Услышав вопрос, старуха скорчила недоуменную гримасу: наморщила лоб, свела брови, а губы вытянула утиным клювом. Пришлось Ларе пояснять:
– Я помню, мне тетка рассказывала о мужчине в коже, являвшемся в вашу коммуналку. Будто бы именно во время ремонта. К кому именно, не помню, но он точно бывал в квартире. Тетка его заприметила, потому что он был щегольски одет. Тогда, сами помните, как мужчины одевались! Все в драпе да плащевке. А этот в коже фирменной. Вы, как женщина, тоже должны были обратить на него внимание… – Она с надеждой посмотрела на бабу Шуру. – Не помните такого?

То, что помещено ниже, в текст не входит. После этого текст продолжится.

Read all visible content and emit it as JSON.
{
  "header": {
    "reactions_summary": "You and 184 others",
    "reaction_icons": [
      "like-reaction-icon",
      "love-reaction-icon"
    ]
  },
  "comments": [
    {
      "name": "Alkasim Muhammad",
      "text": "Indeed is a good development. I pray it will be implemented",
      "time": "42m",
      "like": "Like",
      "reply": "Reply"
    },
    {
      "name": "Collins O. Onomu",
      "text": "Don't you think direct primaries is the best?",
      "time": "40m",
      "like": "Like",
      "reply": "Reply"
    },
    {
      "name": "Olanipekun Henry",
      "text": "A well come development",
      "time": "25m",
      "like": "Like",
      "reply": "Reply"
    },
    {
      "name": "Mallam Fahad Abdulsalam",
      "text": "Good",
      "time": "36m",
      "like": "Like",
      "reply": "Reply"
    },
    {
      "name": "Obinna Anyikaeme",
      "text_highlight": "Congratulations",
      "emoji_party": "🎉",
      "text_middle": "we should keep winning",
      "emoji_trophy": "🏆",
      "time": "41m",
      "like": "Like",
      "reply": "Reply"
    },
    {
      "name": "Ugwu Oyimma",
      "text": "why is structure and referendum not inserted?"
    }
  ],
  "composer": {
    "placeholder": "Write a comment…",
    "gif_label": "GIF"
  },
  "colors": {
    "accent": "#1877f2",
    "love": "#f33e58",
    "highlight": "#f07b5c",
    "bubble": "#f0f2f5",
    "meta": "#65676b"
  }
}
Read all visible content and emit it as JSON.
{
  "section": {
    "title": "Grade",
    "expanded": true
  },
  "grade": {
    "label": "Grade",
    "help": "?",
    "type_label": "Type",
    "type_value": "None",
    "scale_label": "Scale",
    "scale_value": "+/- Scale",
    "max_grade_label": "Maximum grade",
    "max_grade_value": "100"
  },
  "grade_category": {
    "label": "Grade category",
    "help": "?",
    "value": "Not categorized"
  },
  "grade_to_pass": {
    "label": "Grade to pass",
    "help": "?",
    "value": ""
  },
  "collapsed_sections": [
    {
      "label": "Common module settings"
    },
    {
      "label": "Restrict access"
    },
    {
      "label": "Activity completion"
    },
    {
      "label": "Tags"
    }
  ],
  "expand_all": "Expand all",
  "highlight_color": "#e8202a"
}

Старуха втянула губы и принялась их жевать. Она не понимала, зачем Ларисе нужны эти сведения, поэтому тянула с ответом. Вместо нее ответил дядя Вася:
– Никто в нашу квартиру во время ремонта не приходил. К кому приходить-то, ежели никого из жильцов нет? – резонно заметил он, после чего полюбопытствовал: – А чего тебя так этот кожаный пижон интересует?
Лара замялась. Она не знала, как удовлетворить его любопытство. Про скелет рассказывать не хотелось, а на ходу врать она не умела. Вот и молчала. Старикам это не понравилось. Особенно «полосатой мымре». Баба Шура выставила вперед крючковатый палец, ткнула им в Лару и обличительным тоном проговорила:
– Темнишь, девка!
– Да, Ларис, ты чего темнишь-то? – насупился Кузнецов.
– Понимаете, в чем дело… Я, руша стены, нашла в каминной нише мужские вещи. Куртка кожаная, добротная, явно дорогая, в ней бумажник, ключи. – Она воровато глянула на Кузнецовых, проверяя их реакцию. Но те сидели с каменными лицами. – Я решила, что это вещи того пижона, про которого тетка рассказывала, но никак не могу взять в толк, как они оказались в вашей комнате.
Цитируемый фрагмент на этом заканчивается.